Tan Ruoying, Jiang Xin, Jackson Alan, Jin Pei, Yang Junming, Lee Ernestine, Duggan Brendan, Stuve Laura L, Fu Glenn K
Incyte Corporation, Palo Alto, California 94304, USA.
Genome Res. 2003 Aug;13(8):1938-43. doi: 10.1101/gr.1000903. Epub 2003 Jul 17.
Although several signal peptide-trapping methods have been devised and used to detect signal sequences, none have relied on using E.coli to identify eukaryotic proteins with signal peptides. Here, we describe a system for selecting human secreted and membrane proteins in E. coli followed by the direct validation of secretion in human cells. The method is based on cDNA fusions to a leaderless beta-lactamase reporter gene to isolate clones encoding signal peptides of human genes.
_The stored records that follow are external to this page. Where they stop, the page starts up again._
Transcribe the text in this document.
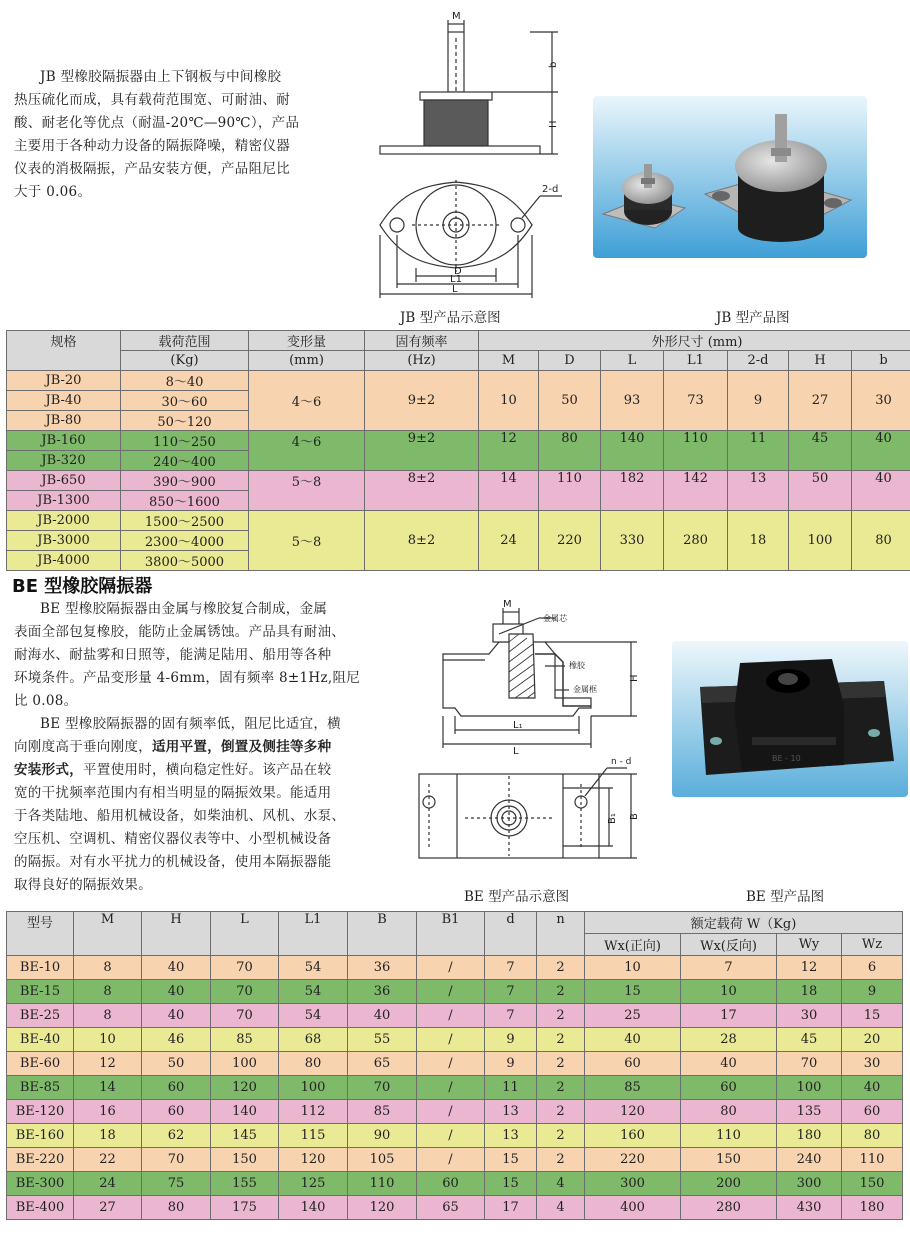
JB 型橡胶隔振器由上下钢板与中间橡胶

热压硫化而成，具有载荷范围宽、可耐油、耐

酸、耐老化等优点（耐温-20℃—90℃），产品

主要用于各种动力设备的隔振降噪，精密仪器

仪表的消极隔振，产品安装方便，产品阻尼比

大于 0.06。

M
b
H
2-d
D
L1
L
JB 型产品示意图	JB 型产品图
规格	载荷范围	变形量	固有频率	外形尺寸 (mm)						
	(Kg)	(mm)	(Hz)	M	D	L	L1	2-d	H	b
JB-20	8～40	4～6	9±2	10	50	93	73	9	27	30
JB-40	30～60									
JB-80	50～120									
JB-160	110～250	4～6	9±2	12	80	140	110	11	45	40
JB-320	240～400									
JB-650	390～900	5～8	8±2	14	110	182	142	13	50	40
JB-1300	850～1600									
JB-2000	1500～2500	5～8	8±2	24	220	330	280	18	100	80
JB-3000	2300～4000									
JB-4000	3800～5000									
BE 型橡胶隔振器

BE 型橡胶隔振器由金属与橡胶复合制成，金属

表面全部包复橡胶，能防止金属锈蚀。产品具有耐油、

耐海水、耐盐雾和日照等，能满足陆用、船用等各种

环境条件。产品变形量 4-6mm，固有频率 8±1Hz,阻尼

比 0.08。

BE 型橡胶隔振器的固有频率低，阻尼比适宜，横

向刚度高于垂向刚度，适用平置，倒置及侧挂等多种

安装形式，平置使用时，横向稳定性好。该产品在较

宽的干扰频率范围内有相当明显的隔振效果。能适用

于各类陆地、船用机械设备，如柴油机、风机、水泵、

空压机、空调机、精密仪器仪表等中、小型机械设备

的隔振。对有水平扰力的机械设备，使用本隔振器能

取得良好的隔振效果。

M
金属芯
橡胶
金属框
H
L₁
L
n - d
B₁ B
BE - 10
BE 型产品示意图	BE 型产品图
型号	M	H	L	L1	B	B1	d	n	额定载荷 W（Kg)			
									Wx(正向)	Wx(反向)	Wy	Wz
BE-10	8	40	70	54	36	/	7	2	10	7	12	6
BE-15	8	40	70	54	36	/	7	2	15	10	18	9
BE-25	8	40	70	54	40	/	7	2	25	17	30	15
BE-40	10	46	85	68	55	/	9	2	40	28	45	20
BE-60	12	50	100	80	65	/	9	2	60	40	70	30
BE-85	14	60	120	100	70	/	11	2	85	60	100	40
BE-120	16	60	140	112	85	/	13	2	120	80	135	60
BE-160	18	62	145	115	90	/	13	2	160	110	180	80
BE-220	22	70	150	120	105	/	15	2	220	150	240	110
BE-300	24	75	155	125	110	60	15	4	300	200	300	150
BE-400	27	80	175	140	120	65	17	4	400	280	430	180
We found that beta-lactamase fusion proteins carrying a eukaryotic signal peptide at its N-terminus were able to direct their export into the periplasm in E. coli to confer survival upon challenge with carbenicillin. When libraries constructed from 5' end-enriched cDNAs fused to beta-lactamase were screened in E.coli, approximately 0.5%-1% of the cDNAs are selected, and over half of the surviving clones were found to encode for secreted fusion proteins when tested in human cells. These clones were sequenced and shown to represent human genes encoding signal peptides of secreted and membrane proteins. We conclude that this is an efficient and effective strategy to easily enrich cDNA libraries for the identification of novel genes likely to encode secreted enzymes, growth factors, and receptors.
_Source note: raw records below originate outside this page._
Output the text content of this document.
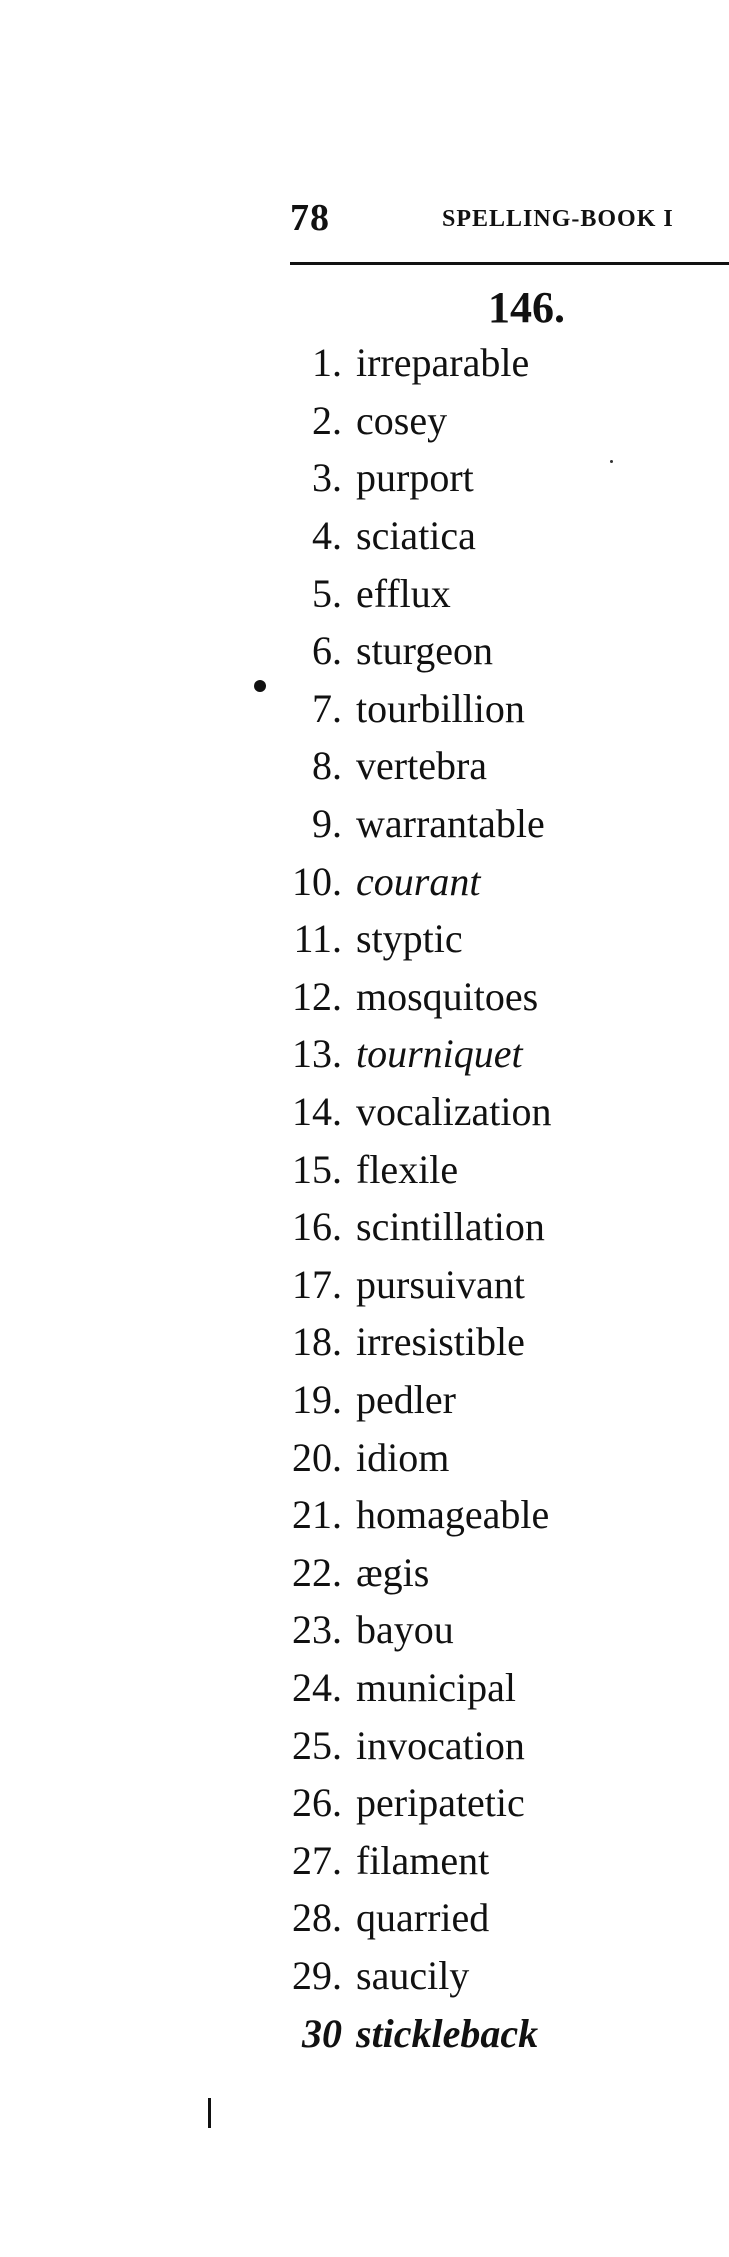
78	SPELLING-BOOK I
146.
1. irreparable
2. cosey
3. purport
4. sciatica
5. efflux
6. sturgeon
7. tourbillion
8. vertebra
9. warrantable
10. courant
11. styptic
12. mosquitoes
13. tourniquet
14. vocalization
15. flexile
16. scintillation
17. pursuivant
18. irresistible
19. pedler
20. idiom
21. homageable
22. ægis
23. bayou
24. municipal
25. invocation
26. peripatetic
27. filament
28. quarried
29. saucily
30 stickleback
尽管已经设计并使用了几种信号肽捕获方法来检测信号序列,但没有一种方法依赖于利用大肠杆菌来鉴定带有信号肽的真核蛋白质。在此,我们描述了一种在大肠杆菌中筛选人分泌蛋白和膜蛋白,随后直接在人细胞中验证分泌情况的系统。该方法基于将cDNA与无信号肽的β-内酰胺酶报告基因融合,以分离编码人类基因信号肽的克隆。我们发现,在其N端携带真核信号肽的β-内酰胺酶融合蛋白能够将其转运至大肠杆菌的周质空间,从而在受到羧苄青霉素攻击时赋予细胞存活能力。当用与β-内酰胺酶融合的5'端富集cDNA构建的文库在大肠杆菌中进行筛选时,约0.5%-1%的cDNA被选中,并且在人细胞中进行测试时,超过一半的存活克隆被发现编码分泌性融合蛋白。对这些克隆进行测序后发现,它们代表了编码分泌蛋白和膜蛋白信号肽的人类基因。我们得出结论,这是一种高效且有效的策略,能够轻松富集cDNA文库,以鉴定可能编码分泌酶、生长因子和受体的新基因。